All true but also not exactly accurate. On the face of it the gang are just that, a group of like minded individuals existing in a state of perfect harmony - a dream republic where everyone is both King and subject. Where everyone's voice counts and peace flows like a river and everyone is free to wear Lycra.


I am often asked by outsiders (non bike riders) how we decide where we ride and it is here that it becomes clear that any impression of free wheeling anarcho-syndicalism gives way to nature red in tooth and claw. For it is here that the soul of the group is fought for. At best it is a good natured discussion, a debate amongst a select band who tussle over the various needs of individuals - who needs to get back to placate wives, kids, bosses; who feels knackered after a night on the lash; a knee strain; a rotten week at work and who just wants to have a chat and suck on a wheel for an hour or two. Consensus reached, we pedal away.

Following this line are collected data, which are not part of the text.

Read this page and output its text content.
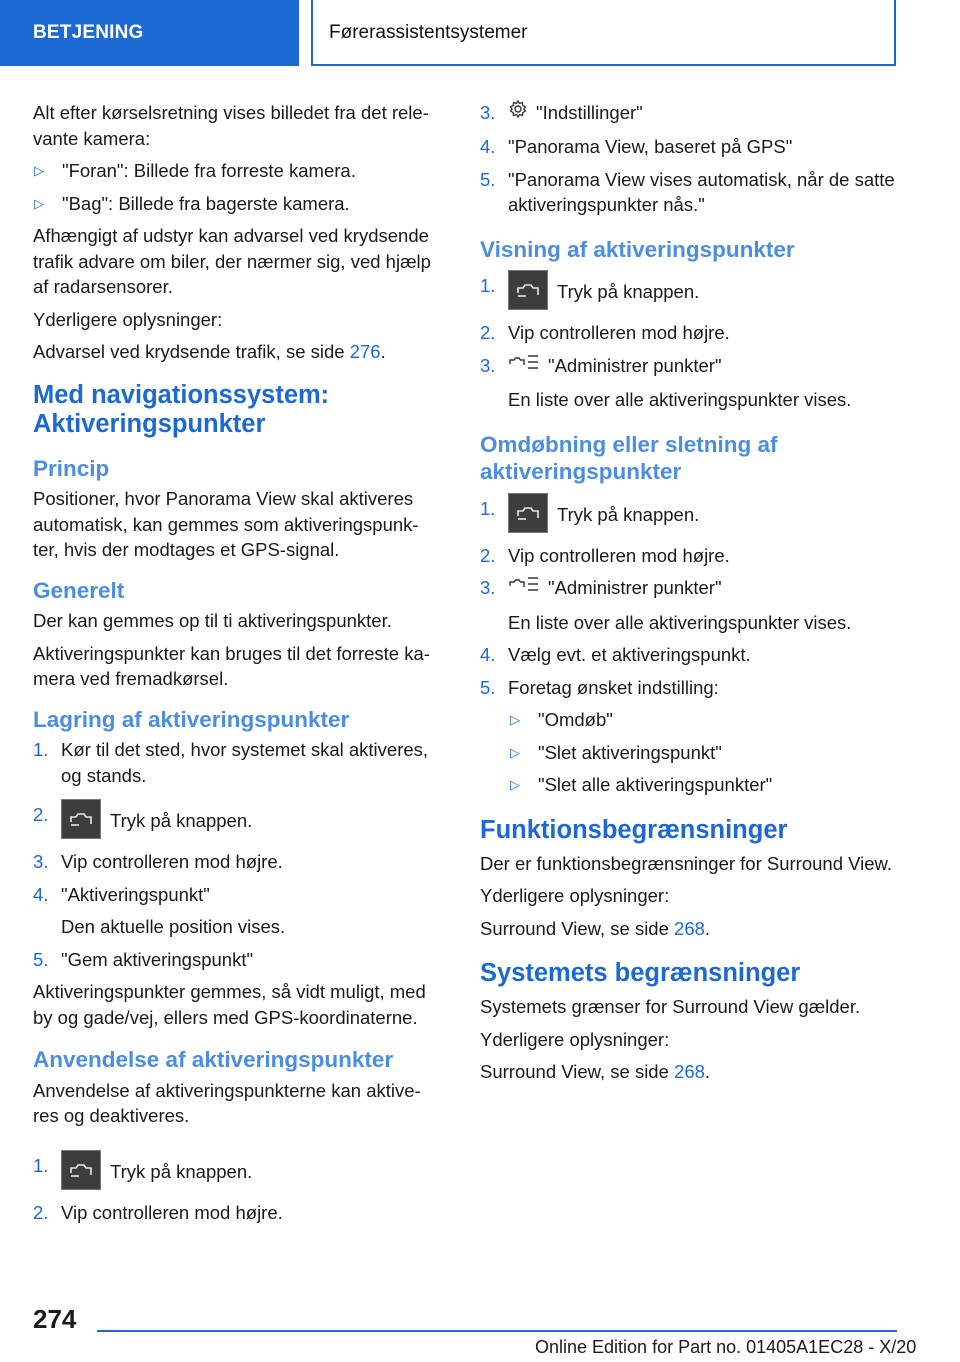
BETJENING	Førerassistentsystemer

Alt efter kørselsretning vises billedet fra det rele-vante kamera:

▷ "Foran": Billede fra forreste kamera.
▷ "Bag": Billede fra bagerste kamera.

Afhængigt af udstyr kan advarsel ved krydsende trafik advare om biler, der nærmer sig, ved hjælp af radarsensorer.

Yderligere oplysninger:

Advarsel ved krydsende trafik, se side 276.

Med navigationssystem: Aktiveringspunkter
Princip

Positioner, hvor Panorama View skal aktiveres automatisk, kan gemmes som aktiveringspunk-ter, hvis der modtages et GPS-signal.

Generelt

Der kan gemmes op til ti aktiveringspunkter.

Aktiveringspunkter kan bruges til det forreste ka-mera ved fremadkørsel.

Lagring af aktiveringspunkter
1. Kør til det sted, hvor systemet skal aktiveres, og stands.
2.	Tryk på knappen.
3. Vip controlleren mod højre.
4. "Aktiveringspunkt"
Den aktuelle position vises.
5. "Gem aktiveringspunkt"

Aktiveringspunkter gemmes, så vidt muligt, med by og gade/vej, ellers med GPS-koordinaterne.

Anvendelse af aktiveringspunkter

Anvendelse af aktiveringspunkterne kan aktive-res og deaktiveres.

1.	Tryk på knappen.
2. Vip controlleren mod højre.
3. "Indstillinger"
4. "Panorama View, baseret på GPS"
5. "Panorama View vises automatisk, når de satte aktiveringspunkter nås."
Visning af aktiveringspunkter
1.	Tryk på knappen.
2. Vip controlleren mod højre.
3.	"Administrer punkter"
En liste over alle aktiveringspunkter vises.
Omdøbning eller sletning af aktiveringspunkter
1.	Tryk på knappen.
2. Vip controlleren mod højre.
3.	"Administrer punkter"
En liste over alle aktiveringspunkter vises.
4. Vælg evt. et aktiveringspunkt.
5. Foretag ønsket indstilling:
▷ "Omdøb"
▷ "Slet aktiveringspunkt"
▷ "Slet alle aktiveringspunkter"
Funktionsbegrænsninger

Der er funktionsbegrænsninger for Surround View.

Yderligere oplysninger:

Surround View, se side 268.

Systemets begrænsninger

Systemets grænser for Surround View gælder.

Yderligere oplysninger:

Surround View, se side 268.

274
Online Edition for Part no. 01405A1EC28 - X/20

There are times though when the silverback gorillas emerge and we see the alpha males make their pitches. On long rides this can take the form of preferred roads, favourite hills or untried tracks. To be in possession of a map beforehand (or to have quite clearly done your homework) can signal an intention to run the ride, a benign dictator who dispenses the pleasure of a new found route like baubles to his court. It can also be seen as a gauntlet thrown with fingers jabbing at other squiggly lines to suggest, oh the temerity, an alternative destination. Here the feeling is more of incipient civil war rather than the universal brotherhood of cyclists. And this is without even considering the machinations which occur if someone dares to suggest a different cafe. Like a Jedi mind trick these are not the tea shops you were looking for.

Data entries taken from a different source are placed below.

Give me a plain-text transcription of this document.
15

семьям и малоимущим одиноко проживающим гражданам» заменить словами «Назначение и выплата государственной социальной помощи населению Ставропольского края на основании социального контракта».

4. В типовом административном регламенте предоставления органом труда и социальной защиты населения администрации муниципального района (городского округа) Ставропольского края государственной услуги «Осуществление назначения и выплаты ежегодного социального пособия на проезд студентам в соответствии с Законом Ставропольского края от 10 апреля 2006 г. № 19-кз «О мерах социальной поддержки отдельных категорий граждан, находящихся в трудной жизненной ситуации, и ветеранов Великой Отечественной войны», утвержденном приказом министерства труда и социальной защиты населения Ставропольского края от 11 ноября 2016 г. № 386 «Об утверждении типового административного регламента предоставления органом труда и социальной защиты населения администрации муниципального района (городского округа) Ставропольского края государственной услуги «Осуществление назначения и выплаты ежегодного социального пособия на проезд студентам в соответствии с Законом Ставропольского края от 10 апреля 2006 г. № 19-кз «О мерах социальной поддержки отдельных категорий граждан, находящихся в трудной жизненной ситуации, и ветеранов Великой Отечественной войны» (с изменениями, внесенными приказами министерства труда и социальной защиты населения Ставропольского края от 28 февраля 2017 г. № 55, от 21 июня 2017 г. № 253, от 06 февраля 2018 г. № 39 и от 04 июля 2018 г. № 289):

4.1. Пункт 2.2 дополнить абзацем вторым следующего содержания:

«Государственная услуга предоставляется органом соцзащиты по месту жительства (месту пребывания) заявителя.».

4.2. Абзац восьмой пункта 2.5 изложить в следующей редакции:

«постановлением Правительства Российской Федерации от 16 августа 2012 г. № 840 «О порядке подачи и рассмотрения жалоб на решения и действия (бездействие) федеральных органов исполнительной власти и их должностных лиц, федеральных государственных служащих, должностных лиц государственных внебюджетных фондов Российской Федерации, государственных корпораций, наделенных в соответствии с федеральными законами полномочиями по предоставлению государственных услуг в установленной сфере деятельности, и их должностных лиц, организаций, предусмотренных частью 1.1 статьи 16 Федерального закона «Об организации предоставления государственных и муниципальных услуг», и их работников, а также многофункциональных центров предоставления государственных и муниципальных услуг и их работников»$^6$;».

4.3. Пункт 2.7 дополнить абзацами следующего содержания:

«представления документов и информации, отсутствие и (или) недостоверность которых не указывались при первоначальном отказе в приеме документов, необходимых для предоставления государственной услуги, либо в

Invariably the road taken is never regretted, but the road not taken is stored, logged and will be rolled out next time to be presented to the oligarchy again who may eventually allow the ride to be made. Whatever the actual form of government, the surface appearance of a democracy is important. Waiting for one another at key junctions, slowing for piss stops, barracking the unfortunates who puncture and giving a wheel to the desperate. Unless, of course, the gloves are off and the hammer's down and then it is the survival of the fittest. A Darwinian struggle where only the strong and the wily survive. Adapt or die goes the cry as the alpha-est male stomps on his pedals, up the hill and out of sight. And only then do the cycling socialists come to the fore giving protection to the weak and broken, huddling the masses, the we are truly all in this together mentality that gets everyone home and out of the wind and into a warm shower.


And like a beaten hound we come crawling back to our masters once more to do it all again. Back on the chain gang, hoping this time we will be top dog.

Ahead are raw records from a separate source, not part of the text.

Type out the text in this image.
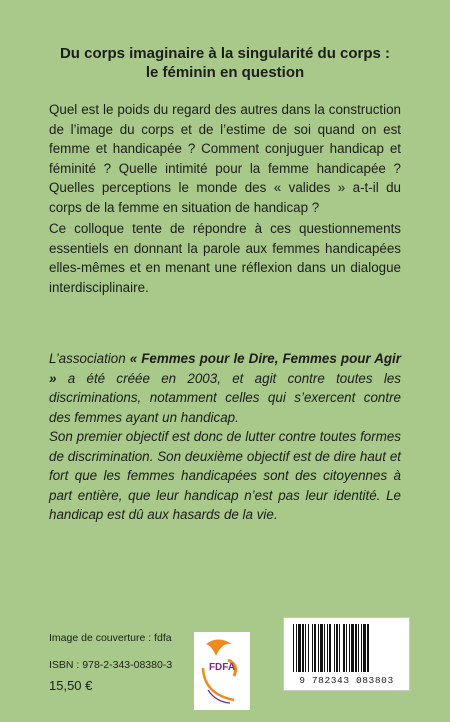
Du corps imaginaire à la singularité du corps :
le féminin en question
Quel est le poids du regard des autres dans la construction de l’image du corps et de l’estime de soi quand on est femme et handicapée ? Comment conjuguer handicap et féminité ? Quelle intimité pour la femme handicapée ? Quelles perceptions le monde des « valides » a-t-il du corps de la femme en situation de handicap ?
Ce colloque tente de répondre à ces questionnements essentiels en donnant la parole aux femmes handicapées elles-mêmes et en menant une réflexion dans un dialogue interdisciplinaire.
L’association « Femmes pour le Dire, Femmes pour Agir » a été créée en 2003, et agit contre toutes les discriminations, notamment celles qui s’exercent contre des femmes ayant un handicap.
Son premier objectif est donc de lutter contre toutes formes de discrimination. Son deuxième objectif est de dire haut et fort que les femmes handicapées sont des citoyennes à part entière, que leur handicap n’est pas leur identité. Le handicap est dû aux hasards de la vie.
Image de couverture : fdfa
ISBN : 978-2-343-08380-3
15,50 €
FDFA
9 782343 083803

PS I have just come back from a solo Canewdon considering the message of this post - it started out as a possible paean for a soviet collective and ended up describing a 'no such thing as society/ we'll ride as a group if you can keep up with me' free market capitalist model with a little welfare state safety net for the weakest members of society slung on for good measure. Hmmm...I might need to rethink this cycling as politics thing.